El estrés y la ansiedad en estos días puede ser muy elevado. Para poder rebajar el estrés podemos incentivar a nuestro hijo o hija a que realice una pequeña actividad que le pueda llevar a la calma. ¿Le gusta correr? Incentivemos que salga a correr. Esto le ayudará a reducir el cortisol, la hormona del estrés, y a que se segregue oxitocina, la hormona que nos da calma. Lo mismo pasa si le gusta cocinar, dar un paseo, dibujar... o simplemente abrazar a alguien puede ayudarle a llegar a algo más de calma.

Del mismo modo, los ejercicios de respiración son muy útiles si nuestro hijo siente ansiedad en días antes del examen o justo al realizarlos. Un ejercicio básico de respiración y que puede aprender tu hijo fácilmente es este: Tomar durante tres segundos aire por la nariz. Retenerlo otros tres segundos. Soltar el aire por la boca también en tres segundos. Repetir varias veces hasta que estén más calmados.

Bajar la intensidad de estudio

Es recomendable que en estos días antes de la Selectividad rebajen la intensidad del estudio y los dediquen a repasar, a hacer lecturas complementarias o a resolver las dudas que tengan. Llevan todo un año trabajando duro y mantener el mismo ritmo puede provocar que lleguen agotados a los exámenes.

Haz una escucha activa sobre sus preocupaciones

Las preocupaciones que tengan nuestros hijos e hijas se incrementarán durante la Selectividad, pero las llevan arrastrando todo un año. Por eso, es importante que hagamos una escucha activa de lo que les preocupa. Quizás no nos lo quieran contar, quizás nos lo han intentado decir y estábamos pensando en otras cosas. Por eso, en estos días en los que los niveles de estrés pueden ser más altos, preguntémosles cómo están y qué necesitan para estar en calma.

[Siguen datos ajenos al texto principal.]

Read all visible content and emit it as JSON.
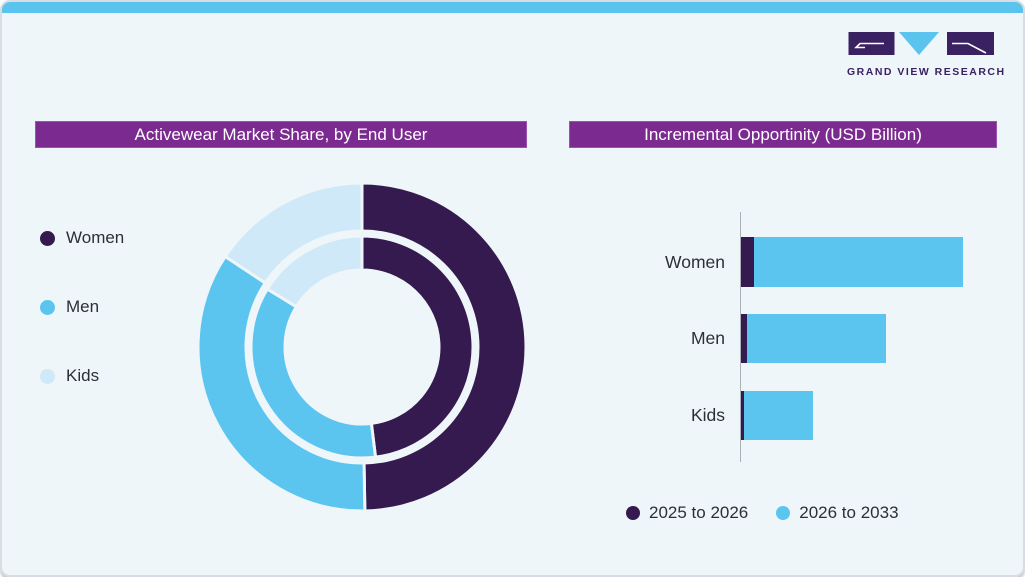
{
  "logo": {
    "brand": "GRAND VIEW RESEARCH"
  },
  "colors": {
    "accent_bar": "#5BC4EE",
    "banner": "#7B2B90",
    "card_bg": "#EFF6FA",
    "logo_purple": "#3A2161",
    "logo_triangle": "#5BC4EE",
    "women": "#341A4F",
    "men": "#5BC5F0",
    "kids": "#CFE9F8",
    "series_2025": "#341A4F",
    "series_2026": "#5BC5F0",
    "text": "#2B2F38",
    "axis": "#ABB1B9"
  },
  "chart_data": [
    {
      "type": "pie",
      "subtype": "double-ring-donut",
      "title": "Activewear Market Share, by End User",
      "legend": [
        "Women",
        "Men",
        "Kids"
      ],
      "legend_position": "left",
      "data_labels_shown": false,
      "rings": [
        {
          "name": "outer",
          "segments": [
            {
              "label": "Women",
              "color_key": "women",
              "start_deg": 0,
              "end_deg": 179,
              "share_pct": 49.7
            },
            {
              "label": "Men",
              "color_key": "men",
              "start_deg": 179,
              "end_deg": 303.5,
              "share_pct": 34.6
            },
            {
              "label": "Kids",
              "color_key": "kids",
              "start_deg": 303.5,
              "end_deg": 360,
              "share_pct": 15.7
            }
          ]
        },
        {
          "name": "inner",
          "segments": [
            {
              "label": "Women",
              "color_key": "women",
              "start_deg": 0,
              "end_deg": 173,
              "share_pct": 48.1
            },
            {
              "label": "Men",
              "color_key": "men",
              "start_deg": 173,
              "end_deg": 301.5,
              "share_pct": 35.7
            },
            {
              "label": "Kids",
              "color_key": "kids",
              "start_deg": 301.5,
              "end_deg": 360,
              "share_pct": 16.2
            }
          ]
        }
      ],
      "note": "no numeric labels printed; shares estimated from segment angles"
    },
    {
      "type": "bar",
      "orientation": "horizontal",
      "stacked": true,
      "title": "Incremental Opportinity (USD Billion)",
      "categories": [
        "Women",
        "Men",
        "Kids"
      ],
      "series": [
        {
          "name": "2025 to 2026",
          "color_key": "series_2025",
          "values": [
            6.4,
            3.1,
            1.5
          ]
        },
        {
          "name": "2026 to 2033",
          "color_key": "series_2026",
          "values": [
            100,
            66.5,
            33
          ]
        }
      ],
      "legend_position": "bottom",
      "axis_labels_shown": false,
      "value_note": "axis has no tick labels; values are relative estimates scaled so the longest segment = 100"
    }
  ]
}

Algunas de las frases que les podemos decir son: "Entiendo que estés así, es mucha tensión acumulada". "Si necesitas calma, estoy aquí para acompañarte". Aunque ellos tengan muy en cuenta la nota para poder acceder a una carrera, es importante que nosotros lancemos (y lo hayamos hecho durante todos sus cursos escolares) mensajes sobre la importancia del esfuerzo y del proceso de aprendizaje, para que así al menos tenga en cuenta que sus seres queridos no le vamos a dejar de querer si no consigue una nota determinada.

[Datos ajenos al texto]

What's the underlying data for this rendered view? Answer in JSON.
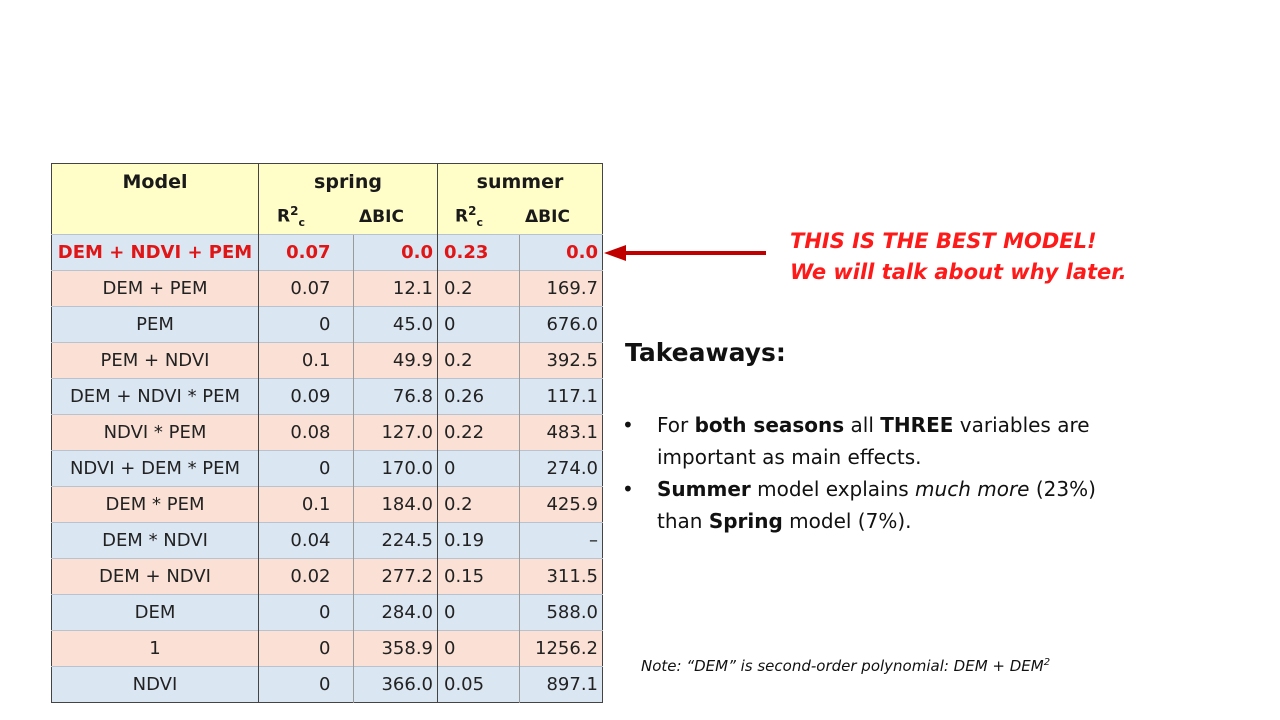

Asimismo, debemos evitar decir algunas frases que pueden repercutir en sus niveles de estrés como "deja de preocuparte por eso, no tiene importancia”, “deja de darle vueltas” o el típico “tranquilízate”.

Tener un ambiente sereno en casa

Tan importante es que ellos estén en calma como la serenidad que haya en el entorno familiar. Si hay conflictos en estos días, puede repercutir mucho en su calma y concentración. Si tenemos conflictividad continua con nuestro hijo en casa, es mejor no caer en las mismas discusiones de siempre, y más si están relacionadas con los estudios. Asimismo, si nosotros estamos en tensión por sus exámenes, les vamos a contagiar estos estados emocionales y su ansiedad va a incrementar.